Contoh Sejarah: Bukan Sekadar Teori
Model pengelolaan ini bukan utopia. Sejarah Islam mencatat bahwa di masa Khilafah Islam, layanan publik seperti pendidikan, kesehatan, dan keamanan disediakan tanpa pungutan dari rakyat. Khalifah Umar bin Abdul Aziz bahkan sempat menghapuskan zakat karena tidak ada lagi rakyat miskin yang perlu diberi.
Bandingkan dengan saat ini, saat negara gencar memungut pajak, tapi kesejahteraan tetap jauh dari kata merata. Dalam sistem Islam, pajak bukan instrumen utama ekonomi negara. Negara tidak hidup dari rakyat, tapi menghidupi rakyat.
Kesimpulan: Sistem Kapitalisme Gagal, Khilafah Solusinya
Gambar data di awal tulisan ini adalah cermin ketimpangan yang diciptakan oleh sistem kapitalisme.
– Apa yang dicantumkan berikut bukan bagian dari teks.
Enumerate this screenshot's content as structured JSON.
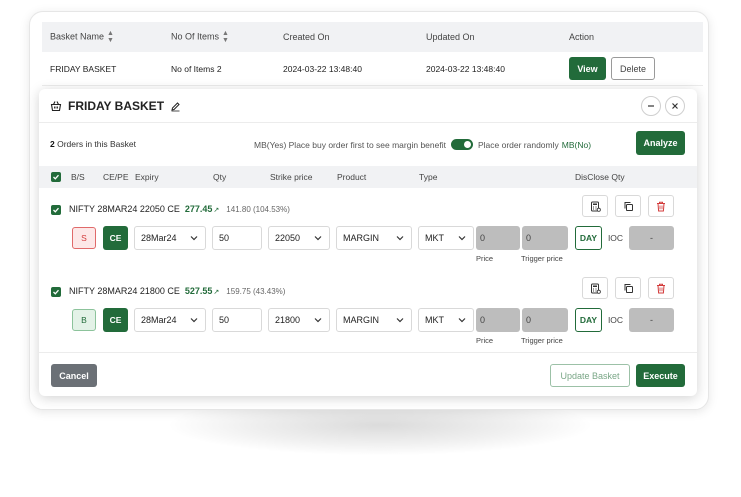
{
  "basket_list": {
    "headers": {
      "basket_name": "Basket Name",
      "no_of_items": "No Of Items",
      "created_on": "Created On",
      "updated_on": "Updated On",
      "action": "Action"
    },
    "row": {
      "name": "FRIDAY BASKET",
      "items": "No of Items 2",
      "created": "2024-03-22 13:48:40",
      "updated": "2024-03-22 13:48:40",
      "view_label": "View",
      "delete_label": "Delete"
    }
  },
  "modal": {
    "title": "FRIDAY BASKET",
    "orders_count": "2",
    "orders_suffix": "Orders in this Basket",
    "mb_yes_text": "MB(Yes) Place buy order first to see margin benefit",
    "random_text": "Place order randomly",
    "mb_no_text": "MB(No)",
    "toggle_on": true,
    "analyze_label": "Analyze",
    "columns": {
      "bs": "B/S",
      "cepe": "CE/PE",
      "expiry": "Expiry",
      "qty": "Qty",
      "strike": "Strike price",
      "product": "Product",
      "type": "Type",
      "disclose": "DisClose Qty"
    },
    "orders": [
      {
        "instrument": "NIFTY 28MAR24 22050 CE",
        "ltp": "277.45",
        "change": "141.80 (104.53%)",
        "side": "S",
        "option_type": "CE",
        "expiry": "28Mar24",
        "qty": "50",
        "strike": "22050",
        "product": "MARGIN",
        "order_type": "MKT",
        "price": "0",
        "trigger": "0",
        "price_label": "Price",
        "trigger_label": "Trigger price",
        "validity_day": "DAY",
        "validity_ioc": "IOC",
        "disclose_qty": "-"
      },
      {
        "instrument": "NIFTY 28MAR24 21800 CE",
        "ltp": "527.55",
        "change": "159.75 (43.43%)",
        "side": "B",
        "option_type": "CE",
        "expiry": "28Mar24",
        "qty": "50",
        "strike": "21800",
        "product": "MARGIN",
        "order_type": "MKT",
        "price": "0",
        "trigger": "0",
        "price_label": "Price",
        "trigger_label": "Trigger price",
        "validity_day": "DAY",
        "validity_ioc": "IOC",
        "disclose_qty": "-"
      }
    ],
    "cancel_label": "Cancel",
    "update_label": "Update Basket",
    "execute_label": "Execute"
  },
  "colors": {
    "accent": "#226b3a",
    "sell": "#d33b3b",
    "muted_grey": "#bdbdbd"
  },
  "icons": {
    "sort": "sort-icon",
    "basket": "basket-icon",
    "edit": "pencil-icon",
    "minimize": "minus-icon",
    "close": "close-icon",
    "arrow_up": "arrow-up-right-icon",
    "calculator": "calculator-icon",
    "copy": "copy-icon",
    "delete": "trash-icon",
    "chevron": "chevron-down-icon",
    "check": "check-icon"
  }
}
Rakyat hanya menjadi obyek pajak, sementara kekayaan alam yang semestinya menjadi sumber kesejahteraan justru dinikmati oleh korporasi dan elit tertentu.
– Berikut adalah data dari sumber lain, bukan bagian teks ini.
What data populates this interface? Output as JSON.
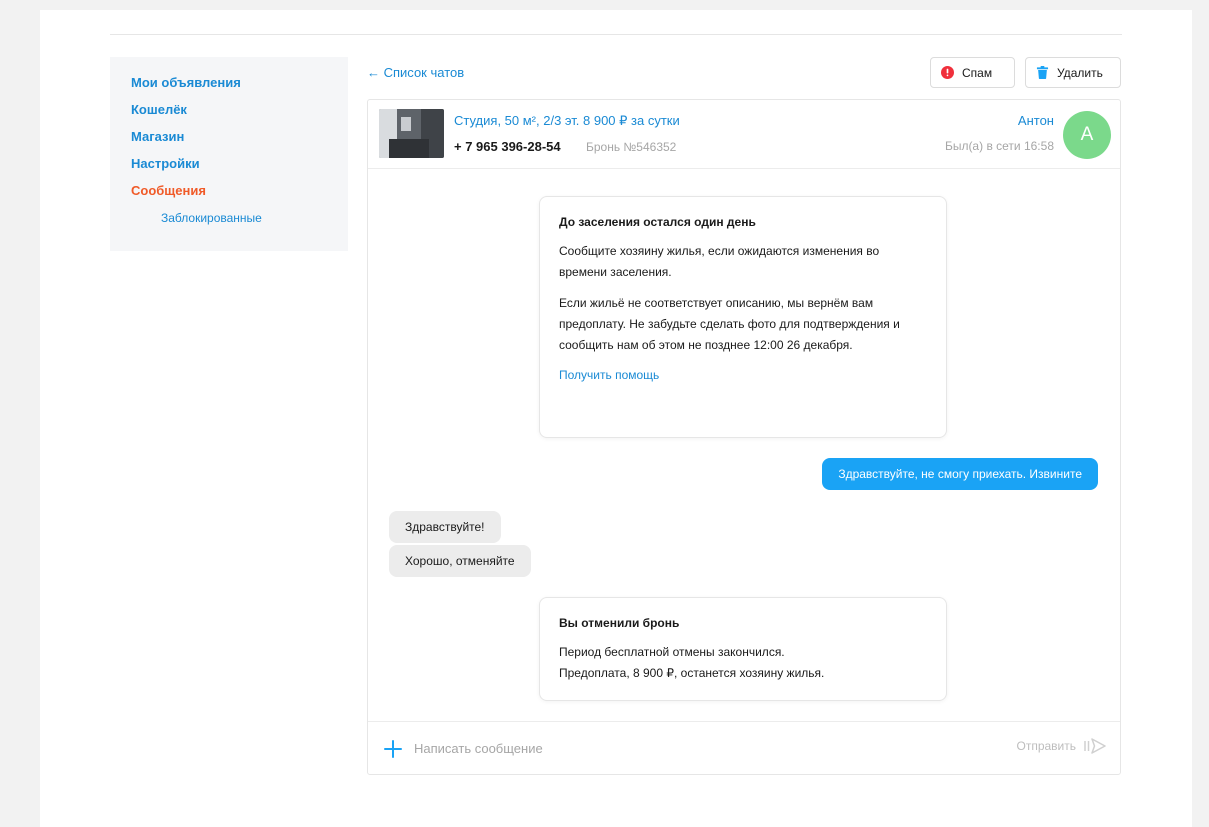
{
  "sidebar": {
    "items": [
      {
        "label": "Мои объявления"
      },
      {
        "label": "Кошелёк"
      },
      {
        "label": "Магазин"
      },
      {
        "label": "Настройки"
      },
      {
        "label": "Сообщения"
      }
    ],
    "sub_label": "Заблокированные"
  },
  "toolbar": {
    "back_label": "← Список чатов",
    "spam_label": "Спам",
    "delete_label": "Удалить"
  },
  "chat": {
    "listing_title": "Студия, 50 м², 2/3 эт.  8 900 ₽ за сутки",
    "phone": "+ 7 965 396-28-54",
    "booking": "Бронь №546352",
    "user_name": "Антон",
    "user_status": "Был(а) в сети 16:58",
    "avatar_letter": "А"
  },
  "messages": {
    "card1": {
      "title": "До заселения остался один день",
      "p1": "Сообщите хозяину жилья, если ожидаются изменения во времени заселения.",
      "p2": "Если жильё не соответствует описанию, мы вернём вам предоплату. Не забудьте сделать фото для подтверждения и сообщить нам об этом не позднее 12:00 26 декабря.",
      "help": "Получить помощь"
    },
    "outgoing": "Здравствуйте, не смогу приехать. Извините",
    "incoming": [
      "Здравствуйте!",
      "Хорошо, отменяйте"
    ],
    "card2": {
      "title": "Вы отменили бронь",
      "p1": "Период бесплатной отмены закончился.",
      "p2": "Предоплата, 8 900 ₽, останется хозяину жилья."
    }
  },
  "composer": {
    "placeholder": "Написать сообщение",
    "send_label": "Отправить"
  },
  "colors": {
    "link": "#1a8ad4",
    "active": "#f05a28",
    "accent": "#1aa3f5",
    "avatar": "#7bd98b",
    "spam_icon": "#f0303c"
  },
  "icons": {
    "spam": "alert-circle-icon",
    "delete": "trash-icon",
    "attach": "plus-icon",
    "send": "send-icon"
  }
}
Sudah saatnya kita berhenti berharap pada tambal sulam kebijakan dalam sistem yang cacat dari akarnya. Solusi sejati bukan sekadar ganti presiden atau menteri, tapi ganti sistem. Islam telah menawarkan solusi tuntas melalui penerapan syariah secara kaffah dalam bingkai Khilafah Islamiyah.
Sistem ini bukan hanya teori ideal, tapi sistem yang pernah mewujudkan peradaban gemilang dan adil selama lebih dari 13 abad. Kini saatnya umat Islam menggali kembali warisan politik Islam dan berjuang menegakkannya sebagai jalan keluar dari kebuntuan sistemik yang kita alami hari ini.
Wallahu a’lam bishshawab. []
Oleh: Mujiman
Lulusan API 3 2025
Referensi:
Kementerian Keuangan Republik Indonesia. (2023). Laporan APBN 2023. https://www.kemenkeu.go.id
US Geological Survey. (2023). Mineral Commodity Summaries. https://www.usgs.gov
Indonesia Corruption Watch (ICW). (2022). Laporan Tren Korupsi Sektor Sumber Daya Alam.
Transparency International Indonesia. (2023). Indeks Persepsi Korupsi.
Abu Dawud. Sunan Abi Dawud, Hadis tentang milik umum: “Al-Muslimûna syurakâ’ fî tsalâts: al-mâ’, wa al-kalâ’, wa an-nâr.”
Taqiyuddin an-Nabhani. (1999). Sistem Ekonomi Islam. Hizbut Tahrir.